Судя по задумчивому взгляду Бернара, знать это Симону де Лоне было и правда неоткуда, так что оставалось лишь поверить в общение с небесным Покровителем.
Если Бернард после провала похода на Вендов расскажет это в Германии, где к нему прислушиваются, кому надо, то вернувшиеся несолоно хлебавши северо-немецкие рыцари скорее всего захотят попытать удачи на Ближнем Востоке, и войска крестоносцев получат серьёзное подкрепление.
— Вы могли бы направить их через Италию к Рожеру Сицилийскому, который и сам в случае успеха похода наверняка захочет поучаствовать, и дойчеров переправит морем в Сирию, — вещал я собеседнику, который меня внимательно выслушивал.
Ещё я предсказал Бернарду поданную якобы от имени Святого Януария информацию о трагической судьбе его детища — Ордена Тамплиеров. О будущем Тамплиеров я кратко упомянул ещё в письме к Сугерию, но теперь Бернар требовал от меня подробностей. Я его педупредил, чтобы братья Ордена не увлекались банковскими операциями, так как кредиторов никто не любит, и ни в коем случае не отрывались от границ с мусульманским миром. Там они будут полезны, а значит, в безопасности — жадных и властолюбивых христианских королей точно не надо будет опасаться.
Цистерцианец поблагодарил меня за предупреждение.

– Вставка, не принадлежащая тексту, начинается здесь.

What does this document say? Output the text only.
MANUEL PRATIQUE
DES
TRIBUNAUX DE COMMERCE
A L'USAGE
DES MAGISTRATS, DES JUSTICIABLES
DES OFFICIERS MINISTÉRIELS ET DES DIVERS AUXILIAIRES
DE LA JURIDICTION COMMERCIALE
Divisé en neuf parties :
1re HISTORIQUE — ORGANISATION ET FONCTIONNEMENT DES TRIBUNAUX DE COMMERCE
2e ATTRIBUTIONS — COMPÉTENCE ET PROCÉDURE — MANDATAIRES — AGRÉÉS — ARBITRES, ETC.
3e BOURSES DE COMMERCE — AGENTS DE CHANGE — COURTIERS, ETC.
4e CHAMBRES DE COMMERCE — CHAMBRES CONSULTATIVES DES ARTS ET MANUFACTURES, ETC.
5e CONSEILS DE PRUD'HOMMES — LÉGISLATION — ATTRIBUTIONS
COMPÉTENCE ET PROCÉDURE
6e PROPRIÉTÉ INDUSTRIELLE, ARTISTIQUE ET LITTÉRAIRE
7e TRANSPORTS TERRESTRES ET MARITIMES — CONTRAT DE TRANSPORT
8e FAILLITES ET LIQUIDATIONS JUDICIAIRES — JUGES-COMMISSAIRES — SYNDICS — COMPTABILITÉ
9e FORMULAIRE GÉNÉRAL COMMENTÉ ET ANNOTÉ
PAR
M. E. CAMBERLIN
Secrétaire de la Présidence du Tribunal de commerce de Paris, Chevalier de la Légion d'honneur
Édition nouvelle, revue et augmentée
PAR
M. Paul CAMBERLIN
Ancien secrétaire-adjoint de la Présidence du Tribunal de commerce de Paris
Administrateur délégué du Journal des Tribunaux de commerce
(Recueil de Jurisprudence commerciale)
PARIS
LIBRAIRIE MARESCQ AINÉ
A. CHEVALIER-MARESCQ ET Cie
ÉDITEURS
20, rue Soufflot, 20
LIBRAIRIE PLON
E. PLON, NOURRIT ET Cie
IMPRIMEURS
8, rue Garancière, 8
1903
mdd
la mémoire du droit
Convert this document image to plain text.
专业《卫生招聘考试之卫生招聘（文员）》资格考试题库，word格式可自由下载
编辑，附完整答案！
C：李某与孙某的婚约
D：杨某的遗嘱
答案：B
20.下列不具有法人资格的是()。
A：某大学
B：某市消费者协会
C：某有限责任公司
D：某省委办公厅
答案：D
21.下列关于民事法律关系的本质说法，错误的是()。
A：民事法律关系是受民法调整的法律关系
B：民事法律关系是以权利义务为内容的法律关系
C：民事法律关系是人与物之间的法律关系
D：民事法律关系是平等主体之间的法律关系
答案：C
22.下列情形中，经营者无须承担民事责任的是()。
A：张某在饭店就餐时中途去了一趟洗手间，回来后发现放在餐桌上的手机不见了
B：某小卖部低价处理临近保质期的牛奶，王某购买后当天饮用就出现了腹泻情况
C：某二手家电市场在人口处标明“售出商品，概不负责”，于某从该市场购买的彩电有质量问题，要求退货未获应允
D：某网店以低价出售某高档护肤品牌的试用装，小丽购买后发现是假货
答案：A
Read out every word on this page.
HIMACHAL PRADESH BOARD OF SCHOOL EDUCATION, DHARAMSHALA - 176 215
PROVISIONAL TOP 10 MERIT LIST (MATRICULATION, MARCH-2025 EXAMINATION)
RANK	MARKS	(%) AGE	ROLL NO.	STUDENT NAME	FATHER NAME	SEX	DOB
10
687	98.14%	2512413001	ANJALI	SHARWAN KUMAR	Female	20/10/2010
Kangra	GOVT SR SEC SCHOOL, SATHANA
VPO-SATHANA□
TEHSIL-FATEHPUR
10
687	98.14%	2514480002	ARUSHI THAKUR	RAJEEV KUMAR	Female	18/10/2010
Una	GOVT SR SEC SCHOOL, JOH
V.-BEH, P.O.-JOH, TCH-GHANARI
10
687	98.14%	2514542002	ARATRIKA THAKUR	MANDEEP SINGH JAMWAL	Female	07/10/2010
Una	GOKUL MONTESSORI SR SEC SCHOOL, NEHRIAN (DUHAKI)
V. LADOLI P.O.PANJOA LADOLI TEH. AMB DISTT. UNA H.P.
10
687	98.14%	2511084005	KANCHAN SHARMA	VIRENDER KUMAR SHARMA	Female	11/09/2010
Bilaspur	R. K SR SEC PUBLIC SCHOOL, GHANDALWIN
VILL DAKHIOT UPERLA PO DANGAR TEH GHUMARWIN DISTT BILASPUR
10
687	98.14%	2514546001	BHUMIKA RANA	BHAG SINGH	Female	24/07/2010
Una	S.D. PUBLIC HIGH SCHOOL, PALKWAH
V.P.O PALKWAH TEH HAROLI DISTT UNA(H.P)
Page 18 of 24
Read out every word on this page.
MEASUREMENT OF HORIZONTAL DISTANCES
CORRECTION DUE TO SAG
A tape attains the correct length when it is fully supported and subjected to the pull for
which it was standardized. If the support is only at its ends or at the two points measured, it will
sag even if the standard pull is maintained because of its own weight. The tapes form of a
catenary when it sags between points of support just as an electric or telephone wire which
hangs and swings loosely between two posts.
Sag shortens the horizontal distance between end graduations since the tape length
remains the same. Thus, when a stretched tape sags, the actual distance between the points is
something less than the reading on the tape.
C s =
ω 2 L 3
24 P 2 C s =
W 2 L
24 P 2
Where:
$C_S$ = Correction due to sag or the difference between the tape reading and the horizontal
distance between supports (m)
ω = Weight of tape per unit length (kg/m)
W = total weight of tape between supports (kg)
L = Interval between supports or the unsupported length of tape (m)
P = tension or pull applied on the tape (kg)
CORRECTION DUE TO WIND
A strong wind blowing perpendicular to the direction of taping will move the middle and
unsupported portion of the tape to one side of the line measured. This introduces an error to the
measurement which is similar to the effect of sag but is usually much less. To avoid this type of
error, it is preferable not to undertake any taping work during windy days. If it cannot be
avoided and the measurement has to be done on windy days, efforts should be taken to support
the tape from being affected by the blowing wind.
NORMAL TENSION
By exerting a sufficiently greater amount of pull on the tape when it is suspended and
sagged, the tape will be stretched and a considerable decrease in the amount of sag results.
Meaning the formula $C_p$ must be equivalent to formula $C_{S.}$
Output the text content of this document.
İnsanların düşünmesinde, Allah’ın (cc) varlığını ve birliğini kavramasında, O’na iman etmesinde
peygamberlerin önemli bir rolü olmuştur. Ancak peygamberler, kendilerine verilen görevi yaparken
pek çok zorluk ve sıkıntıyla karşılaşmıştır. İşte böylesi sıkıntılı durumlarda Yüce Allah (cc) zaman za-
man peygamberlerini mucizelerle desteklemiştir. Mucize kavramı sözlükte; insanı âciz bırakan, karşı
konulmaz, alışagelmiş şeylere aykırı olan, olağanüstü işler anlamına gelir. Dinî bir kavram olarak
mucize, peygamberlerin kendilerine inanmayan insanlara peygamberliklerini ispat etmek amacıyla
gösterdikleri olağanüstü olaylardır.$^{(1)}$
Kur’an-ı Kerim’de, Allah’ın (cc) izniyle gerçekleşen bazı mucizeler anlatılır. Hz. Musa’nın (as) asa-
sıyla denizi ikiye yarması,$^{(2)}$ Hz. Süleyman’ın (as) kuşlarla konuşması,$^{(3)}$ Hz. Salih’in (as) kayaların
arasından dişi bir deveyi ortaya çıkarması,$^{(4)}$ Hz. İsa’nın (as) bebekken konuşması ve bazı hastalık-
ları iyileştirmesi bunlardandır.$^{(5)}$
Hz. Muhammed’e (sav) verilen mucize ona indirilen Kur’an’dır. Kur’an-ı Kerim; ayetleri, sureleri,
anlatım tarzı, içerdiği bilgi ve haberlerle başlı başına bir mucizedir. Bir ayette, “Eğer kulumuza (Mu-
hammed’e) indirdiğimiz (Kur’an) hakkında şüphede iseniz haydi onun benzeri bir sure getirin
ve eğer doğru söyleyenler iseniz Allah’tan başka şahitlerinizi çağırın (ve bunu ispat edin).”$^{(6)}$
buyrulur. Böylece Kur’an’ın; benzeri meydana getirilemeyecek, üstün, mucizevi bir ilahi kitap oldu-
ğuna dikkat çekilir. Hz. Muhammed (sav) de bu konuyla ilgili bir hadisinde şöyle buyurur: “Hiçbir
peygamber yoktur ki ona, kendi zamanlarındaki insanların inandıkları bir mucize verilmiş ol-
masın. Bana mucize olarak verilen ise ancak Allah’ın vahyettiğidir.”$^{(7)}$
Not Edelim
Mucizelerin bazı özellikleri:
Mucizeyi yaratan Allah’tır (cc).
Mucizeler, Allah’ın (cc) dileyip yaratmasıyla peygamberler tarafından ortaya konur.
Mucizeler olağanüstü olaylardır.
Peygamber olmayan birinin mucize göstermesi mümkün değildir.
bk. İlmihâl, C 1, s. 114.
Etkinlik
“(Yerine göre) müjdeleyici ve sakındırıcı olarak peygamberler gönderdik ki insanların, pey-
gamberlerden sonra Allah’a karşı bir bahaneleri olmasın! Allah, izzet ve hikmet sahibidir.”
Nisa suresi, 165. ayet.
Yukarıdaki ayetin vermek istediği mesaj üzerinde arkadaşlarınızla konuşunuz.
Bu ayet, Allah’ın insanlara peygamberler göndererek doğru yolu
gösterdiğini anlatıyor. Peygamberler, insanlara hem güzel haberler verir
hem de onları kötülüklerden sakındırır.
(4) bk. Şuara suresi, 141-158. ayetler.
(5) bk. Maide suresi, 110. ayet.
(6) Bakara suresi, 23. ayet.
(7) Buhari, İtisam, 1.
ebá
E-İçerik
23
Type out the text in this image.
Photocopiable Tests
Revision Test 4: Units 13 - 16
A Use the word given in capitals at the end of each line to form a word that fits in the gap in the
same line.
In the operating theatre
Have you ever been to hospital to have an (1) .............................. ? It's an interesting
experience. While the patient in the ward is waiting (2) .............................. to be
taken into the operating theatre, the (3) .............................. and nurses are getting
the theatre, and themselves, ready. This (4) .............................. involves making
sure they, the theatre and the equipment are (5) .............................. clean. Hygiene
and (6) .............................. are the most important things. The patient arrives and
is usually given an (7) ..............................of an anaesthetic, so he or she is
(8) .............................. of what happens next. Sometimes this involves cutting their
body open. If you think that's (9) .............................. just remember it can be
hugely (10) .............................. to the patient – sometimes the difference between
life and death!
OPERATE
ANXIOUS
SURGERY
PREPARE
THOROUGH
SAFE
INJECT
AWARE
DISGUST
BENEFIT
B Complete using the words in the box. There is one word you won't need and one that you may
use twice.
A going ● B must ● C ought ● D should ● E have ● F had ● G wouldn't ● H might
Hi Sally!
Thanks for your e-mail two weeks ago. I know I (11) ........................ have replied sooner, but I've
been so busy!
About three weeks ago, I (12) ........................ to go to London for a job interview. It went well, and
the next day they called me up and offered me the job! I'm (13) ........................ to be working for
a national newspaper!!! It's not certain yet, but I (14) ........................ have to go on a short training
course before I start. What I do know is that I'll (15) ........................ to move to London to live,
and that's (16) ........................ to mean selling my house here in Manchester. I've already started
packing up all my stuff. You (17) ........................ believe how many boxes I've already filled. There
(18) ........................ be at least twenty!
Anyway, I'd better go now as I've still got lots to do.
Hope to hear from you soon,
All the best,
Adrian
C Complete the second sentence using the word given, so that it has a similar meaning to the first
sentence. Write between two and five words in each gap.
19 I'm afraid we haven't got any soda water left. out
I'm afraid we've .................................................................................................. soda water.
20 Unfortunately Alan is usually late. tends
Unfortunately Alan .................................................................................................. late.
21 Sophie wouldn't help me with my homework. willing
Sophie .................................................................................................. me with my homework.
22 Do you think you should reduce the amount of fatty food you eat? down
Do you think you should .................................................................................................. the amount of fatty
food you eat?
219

В этой связи я подкинул Бернару идею «Христианских Банков», без всяких угрызений совести стянув мусульманское изобретение XX века. Ведь Христианство осуждает ростовщичество и взимание ссудного процента. Но кредиты людям всё равно нужны: для торговли, ремёсел и много чего другого, на чём хорошо поднялись еврейские ростовщики, некоторые из которых типа Ротшильдов станут основателями могущественных финансовых кланов. Причём их вера драть проценты не запрещает, а вот Христианский Банк вместо процентов за свои кредиты будет получать долю мастерской, или, скажем, торгового корабля, а также соответствующую часть дохода с них до момента выплаты кредита. Или долю урожая, либо иных ценностей, приносимых участком земли, будь то поля, сады, виноградники или пастбища. Или долю в партии товара, соответствующую сумме кредита, а всё, что купец наторгует сверху, тоже делится в оговорённых долях. Таким образом Христианский Банк становится заинтересован в успехе землевладельцев, ремесленников или купцов, которым дал кредит, в отличие от ростовщика, которому надо только урвать своё с максимально возможным процентом, а там хоть трава не расти!